Answer:
The speed of DC series motor will increase by Sqrt (3) times.
N2 = Sqrt (3) x N1
Step-by-step explanation:
Since, Torque of a DC series motor is given as:
T = K ∅ Ia²
Where:
K = Machine Constant
∅ = Flux in the machine
Ia = Armature Current
For Initial Condition:
T1 = K ∅ Ia1²--------------(1)
For Final Condition:
T2 = K ∅ Ia2² --------------(2)
Dividing Equations (1) and (2),
T1 / T2 = K ∅ Ia1² / K ∅ Ia2²
T1 / T2 = Ia1² / Ia2² -----------------(3)
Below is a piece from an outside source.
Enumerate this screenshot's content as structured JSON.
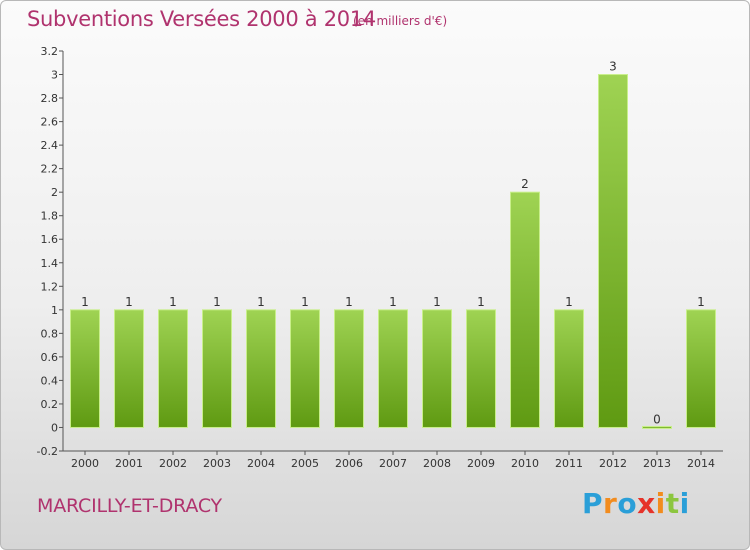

Since, T2 = T1 / 3 (as given in question that torque drops by the factor of 3),
Then, equation 3 implies:
⇒ T1 / (T1/3) = Ia1² / Ia2²
⇒ 3 = Ia1² / Ia2²
⇒ Ia1 = Sqrt (3) x Ia2 ---------------- (4)
Since,
N2 / N1 = Ia1 / Ia2
Therefore,
N2 / N1 = [Sqrt (3) x Ia2] / Ia2
⇒ N2 / N1 = Sqrt (3)
⇒ N2 = Sqrt (3) x N1
Hence, the with the drop in load torque by the factor of 3, the speed of DC series motor will increase by Sqrt (3) times.